Rosas y espinas

El día después

Supongo que soy muy burro, pero con las predicciones macroeconómicas de crisis siempre me pasa la misma cosa. Nos anuncian ahora con convicción ineluctable que, cuando se domestique la pandemia de una u otra forma, nos preparemos para una recesión similar a la vivida tras la caída de Lehman Brothers. O sea, que sufriremos otra oleada de precarización laboral, pérdida de derechos y, en muchos casos, hambre. Porque no hay que olvidar que en la maltrecha España de hoy, como también sucedió en la España del crecimiento yuppie, hay gente que pasa hambre. Que no puede cubrir sus necesidades básicas. Este mismo periódico lleva la palabra maldita a los titulares de hoy: "La pandemia aflora el hambre: las peticiones de ayuda para comer crecen hasta un 50% en las grandes ciudades".

Sin embargo, si lo miramos con simpleza de pastorcillo bucólico, cuando todo esto pase no habrá nada esencial menos de lo que ya existía antes de aparecer el coronavirus. O sea, los campos no están arrasados y podremos producir las mismas cosechas. Las gallinas, los cerdos, las vacas y las merluzas que nos dan de comer no han sido arrasadas por un meteorito. Las fábricas podrán recuperar su aliento sin otro recado que un engrasado de máquinas bostezantes. El agua, más o menos igual de sucia, seguirá corriendo por nuestros ríos. Y todo en este plan. No veo yo, por tanto, que los que nos preocupamos por comer tengamos que sentir intimidación alguna: hay agua y comida para todos. Incluso seguirá habiendo para todos si decidimos acabar con el hambre y la sed del mundo, decían los expertos. Leo en eldiario.es (suerte, compañeros) que los ganaderos españoles están tirando leche porque no le encuentran salida comercial. Por poner un ejemplo azaroso.

Sin embargo, ahí están los que saben, preparándonos para interiorizar que cuando volvamos a la normalidad habrá menos pan, menos agua, menos peces, menos carne y menos piña para la pizza blasfema.
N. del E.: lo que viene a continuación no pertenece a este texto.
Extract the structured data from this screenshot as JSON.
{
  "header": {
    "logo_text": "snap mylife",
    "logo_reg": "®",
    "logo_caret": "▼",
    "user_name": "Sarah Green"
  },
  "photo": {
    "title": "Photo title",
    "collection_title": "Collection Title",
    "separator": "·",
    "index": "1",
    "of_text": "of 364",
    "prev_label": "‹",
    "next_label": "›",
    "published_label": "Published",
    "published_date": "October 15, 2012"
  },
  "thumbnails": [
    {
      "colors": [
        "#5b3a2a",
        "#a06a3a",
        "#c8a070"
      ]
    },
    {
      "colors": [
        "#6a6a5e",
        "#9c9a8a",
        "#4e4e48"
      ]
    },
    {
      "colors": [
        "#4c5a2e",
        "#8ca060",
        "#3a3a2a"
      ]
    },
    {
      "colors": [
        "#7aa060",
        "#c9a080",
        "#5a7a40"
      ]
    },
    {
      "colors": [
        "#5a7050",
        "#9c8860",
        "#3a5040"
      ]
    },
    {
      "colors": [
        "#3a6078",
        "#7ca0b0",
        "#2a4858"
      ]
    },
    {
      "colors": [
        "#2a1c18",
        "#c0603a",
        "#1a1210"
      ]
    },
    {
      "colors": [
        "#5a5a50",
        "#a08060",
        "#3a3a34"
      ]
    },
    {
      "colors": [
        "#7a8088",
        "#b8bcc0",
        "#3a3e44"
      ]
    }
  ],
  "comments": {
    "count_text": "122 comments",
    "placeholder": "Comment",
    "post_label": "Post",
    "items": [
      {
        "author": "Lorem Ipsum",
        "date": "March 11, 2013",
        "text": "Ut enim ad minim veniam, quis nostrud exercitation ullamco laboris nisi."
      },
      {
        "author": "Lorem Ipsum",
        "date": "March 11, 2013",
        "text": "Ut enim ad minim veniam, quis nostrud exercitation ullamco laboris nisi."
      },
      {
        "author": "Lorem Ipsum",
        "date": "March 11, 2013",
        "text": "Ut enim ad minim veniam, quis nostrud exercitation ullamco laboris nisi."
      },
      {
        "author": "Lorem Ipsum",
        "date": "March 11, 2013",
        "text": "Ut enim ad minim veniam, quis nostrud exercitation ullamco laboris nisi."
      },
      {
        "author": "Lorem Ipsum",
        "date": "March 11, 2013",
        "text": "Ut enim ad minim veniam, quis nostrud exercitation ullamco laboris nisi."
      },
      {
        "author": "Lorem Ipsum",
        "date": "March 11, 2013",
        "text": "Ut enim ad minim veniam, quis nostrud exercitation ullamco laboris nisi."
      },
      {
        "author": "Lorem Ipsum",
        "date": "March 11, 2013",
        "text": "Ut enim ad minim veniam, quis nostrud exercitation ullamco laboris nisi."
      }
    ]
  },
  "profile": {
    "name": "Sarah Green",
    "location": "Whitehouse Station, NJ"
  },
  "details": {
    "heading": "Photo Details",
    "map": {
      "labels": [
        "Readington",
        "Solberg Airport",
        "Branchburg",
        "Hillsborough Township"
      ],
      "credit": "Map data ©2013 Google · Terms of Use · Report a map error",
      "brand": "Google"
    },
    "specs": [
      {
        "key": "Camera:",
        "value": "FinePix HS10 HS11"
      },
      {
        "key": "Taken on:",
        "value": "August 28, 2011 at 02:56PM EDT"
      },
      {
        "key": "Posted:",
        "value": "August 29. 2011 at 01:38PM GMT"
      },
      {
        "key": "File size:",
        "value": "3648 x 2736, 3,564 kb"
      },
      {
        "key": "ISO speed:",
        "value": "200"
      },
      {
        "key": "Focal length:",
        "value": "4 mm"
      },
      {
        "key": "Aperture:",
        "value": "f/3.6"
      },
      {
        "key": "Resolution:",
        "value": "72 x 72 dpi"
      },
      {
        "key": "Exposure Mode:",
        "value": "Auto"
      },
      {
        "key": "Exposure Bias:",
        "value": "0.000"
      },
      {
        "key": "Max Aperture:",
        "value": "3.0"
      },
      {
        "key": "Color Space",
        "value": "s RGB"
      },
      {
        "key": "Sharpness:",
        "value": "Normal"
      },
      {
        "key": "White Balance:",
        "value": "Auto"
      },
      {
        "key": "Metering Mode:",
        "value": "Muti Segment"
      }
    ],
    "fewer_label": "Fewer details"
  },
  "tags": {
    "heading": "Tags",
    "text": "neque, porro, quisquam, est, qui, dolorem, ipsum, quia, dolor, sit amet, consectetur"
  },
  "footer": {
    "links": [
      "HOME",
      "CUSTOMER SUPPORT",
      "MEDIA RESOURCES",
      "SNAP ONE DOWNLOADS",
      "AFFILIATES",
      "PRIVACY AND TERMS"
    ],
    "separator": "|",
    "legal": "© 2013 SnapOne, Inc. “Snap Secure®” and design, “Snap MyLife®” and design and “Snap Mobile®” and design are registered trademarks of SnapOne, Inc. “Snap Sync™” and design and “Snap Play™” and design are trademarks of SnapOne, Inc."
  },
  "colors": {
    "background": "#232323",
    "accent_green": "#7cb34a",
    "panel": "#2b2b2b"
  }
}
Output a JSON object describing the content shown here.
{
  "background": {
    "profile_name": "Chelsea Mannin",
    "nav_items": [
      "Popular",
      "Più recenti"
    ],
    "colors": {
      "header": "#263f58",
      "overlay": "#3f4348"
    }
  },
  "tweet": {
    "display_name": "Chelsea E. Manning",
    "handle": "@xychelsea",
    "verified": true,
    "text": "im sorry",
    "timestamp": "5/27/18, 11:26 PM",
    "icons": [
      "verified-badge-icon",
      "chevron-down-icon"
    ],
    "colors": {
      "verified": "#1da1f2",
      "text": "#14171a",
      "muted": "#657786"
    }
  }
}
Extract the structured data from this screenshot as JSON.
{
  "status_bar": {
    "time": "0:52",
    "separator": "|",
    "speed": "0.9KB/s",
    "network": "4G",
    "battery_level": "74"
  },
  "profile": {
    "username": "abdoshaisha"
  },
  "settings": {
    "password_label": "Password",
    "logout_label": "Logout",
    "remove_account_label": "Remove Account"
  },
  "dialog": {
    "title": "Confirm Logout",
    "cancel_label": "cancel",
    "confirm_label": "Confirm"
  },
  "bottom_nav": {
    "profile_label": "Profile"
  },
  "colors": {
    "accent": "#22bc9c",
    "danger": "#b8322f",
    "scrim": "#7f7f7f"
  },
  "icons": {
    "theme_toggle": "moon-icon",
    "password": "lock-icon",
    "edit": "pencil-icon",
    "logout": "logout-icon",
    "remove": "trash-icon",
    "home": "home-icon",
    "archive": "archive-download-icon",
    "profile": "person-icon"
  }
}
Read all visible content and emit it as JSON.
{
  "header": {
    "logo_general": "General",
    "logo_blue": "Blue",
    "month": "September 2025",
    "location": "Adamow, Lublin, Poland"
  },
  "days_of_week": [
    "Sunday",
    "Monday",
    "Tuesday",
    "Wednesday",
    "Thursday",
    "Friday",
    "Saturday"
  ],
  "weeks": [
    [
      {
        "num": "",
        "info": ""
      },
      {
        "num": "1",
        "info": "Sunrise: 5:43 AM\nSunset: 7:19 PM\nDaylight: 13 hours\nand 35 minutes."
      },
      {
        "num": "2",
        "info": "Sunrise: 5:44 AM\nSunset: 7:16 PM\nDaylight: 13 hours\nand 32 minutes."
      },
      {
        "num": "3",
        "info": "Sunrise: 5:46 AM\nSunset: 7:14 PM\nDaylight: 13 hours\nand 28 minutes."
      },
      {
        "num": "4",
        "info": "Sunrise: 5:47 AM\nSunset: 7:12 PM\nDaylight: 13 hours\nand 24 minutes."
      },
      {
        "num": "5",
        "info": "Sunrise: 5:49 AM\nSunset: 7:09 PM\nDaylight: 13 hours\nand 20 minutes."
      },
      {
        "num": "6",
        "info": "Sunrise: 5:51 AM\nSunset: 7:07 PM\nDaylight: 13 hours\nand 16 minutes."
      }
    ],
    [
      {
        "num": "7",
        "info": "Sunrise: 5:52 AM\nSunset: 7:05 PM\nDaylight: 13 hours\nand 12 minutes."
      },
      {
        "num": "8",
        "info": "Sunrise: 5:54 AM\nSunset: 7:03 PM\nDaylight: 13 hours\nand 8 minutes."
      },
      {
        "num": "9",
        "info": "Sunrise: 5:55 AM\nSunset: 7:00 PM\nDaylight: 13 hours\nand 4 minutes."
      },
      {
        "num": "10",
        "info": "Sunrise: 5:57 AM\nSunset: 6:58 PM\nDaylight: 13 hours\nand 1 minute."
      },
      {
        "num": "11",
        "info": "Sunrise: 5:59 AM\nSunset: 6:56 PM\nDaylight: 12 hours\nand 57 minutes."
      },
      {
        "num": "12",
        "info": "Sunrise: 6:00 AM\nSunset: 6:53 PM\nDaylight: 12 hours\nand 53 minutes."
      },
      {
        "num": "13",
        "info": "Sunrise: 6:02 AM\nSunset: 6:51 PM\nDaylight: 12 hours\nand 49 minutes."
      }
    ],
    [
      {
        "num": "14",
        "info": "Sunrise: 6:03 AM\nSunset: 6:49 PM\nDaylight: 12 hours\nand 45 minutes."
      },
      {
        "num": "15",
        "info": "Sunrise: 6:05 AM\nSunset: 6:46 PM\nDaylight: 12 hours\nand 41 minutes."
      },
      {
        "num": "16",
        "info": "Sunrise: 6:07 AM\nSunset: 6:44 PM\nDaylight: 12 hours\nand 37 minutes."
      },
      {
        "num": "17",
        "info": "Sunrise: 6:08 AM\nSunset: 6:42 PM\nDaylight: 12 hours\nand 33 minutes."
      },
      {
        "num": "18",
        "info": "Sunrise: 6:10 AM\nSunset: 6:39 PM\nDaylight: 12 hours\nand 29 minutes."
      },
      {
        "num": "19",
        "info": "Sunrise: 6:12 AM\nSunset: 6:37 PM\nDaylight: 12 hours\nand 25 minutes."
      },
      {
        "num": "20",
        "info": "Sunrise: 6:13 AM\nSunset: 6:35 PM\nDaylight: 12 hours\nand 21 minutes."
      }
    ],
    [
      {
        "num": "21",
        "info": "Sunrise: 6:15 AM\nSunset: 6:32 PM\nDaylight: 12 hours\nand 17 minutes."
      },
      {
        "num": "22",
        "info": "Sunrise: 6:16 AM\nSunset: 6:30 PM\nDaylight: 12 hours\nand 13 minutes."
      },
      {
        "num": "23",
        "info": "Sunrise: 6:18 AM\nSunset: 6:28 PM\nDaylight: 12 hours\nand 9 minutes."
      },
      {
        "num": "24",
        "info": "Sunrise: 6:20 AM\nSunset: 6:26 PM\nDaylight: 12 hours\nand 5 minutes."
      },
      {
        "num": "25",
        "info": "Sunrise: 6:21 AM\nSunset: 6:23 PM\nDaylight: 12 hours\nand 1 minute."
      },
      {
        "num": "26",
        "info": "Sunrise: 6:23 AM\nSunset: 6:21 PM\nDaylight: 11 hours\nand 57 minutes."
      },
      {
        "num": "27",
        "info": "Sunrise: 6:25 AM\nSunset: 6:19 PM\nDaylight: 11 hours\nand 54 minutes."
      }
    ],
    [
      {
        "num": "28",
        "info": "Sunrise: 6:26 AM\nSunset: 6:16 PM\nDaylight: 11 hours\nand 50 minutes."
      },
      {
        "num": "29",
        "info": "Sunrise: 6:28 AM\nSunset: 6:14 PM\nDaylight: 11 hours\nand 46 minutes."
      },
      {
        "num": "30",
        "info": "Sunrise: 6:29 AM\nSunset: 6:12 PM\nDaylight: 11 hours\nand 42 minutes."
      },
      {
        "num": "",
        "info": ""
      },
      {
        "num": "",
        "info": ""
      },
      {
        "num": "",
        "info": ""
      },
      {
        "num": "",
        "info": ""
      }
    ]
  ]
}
Al pueblo español le tocará sufrir otra vez, decía el otro día un abnegado tertuliano de cuyo nombre no puedo acordarme.

Es verdad que hemos dejado de fabricar coches y lavadoras, que se han cerrado los Burger King, que ya no quedan en el súper muchas lacas para el pelo, que los astronautas se están mirando el dedo y no la luna, que las pistas de pádel están vacías, que la Bolsa se desploma un 22%... Pero todo eso es ficción de mercado. Nadie morirá si no se fabrica un solo coche en el mundo durante seis meses. Si no volviera a abrir un Burger (otra cosa son las benditas tabernas). Tampoco tendría que morir nadie si la Bolsa cayera al 100%, salvo algún banquero histérico con rascacielos a mano y corazón en blanco y negro. Por alguna razón inextricable, tengo la infundada pero preciosa certeza de que el mundo está siendo mejor durante estos días en los que el ser humano ha sido encarcelado en preventiva. Desde mi jardín humilde, veo y escucho la naturaleza, y la siento estos días raramente feliz (perdón por la horterada, pero esas cosas se notan si convives con un jardín salvaje durante veinte años).

El día después, sin embargo, cuando recuperemos todo eso, resulta que nos dicen que va a haber menos, que nos vayamos preparando los de siempre, que pertrechemos nuestras almas para un nuevo tiempo de economía guerrera, que nos despidamos del jardín. Yo creo que, al menos por una vez, no deberíamos dejar que nos engañasen. El día después no va a haber menos. Habrá lo mismo pero estará aun peor repartido.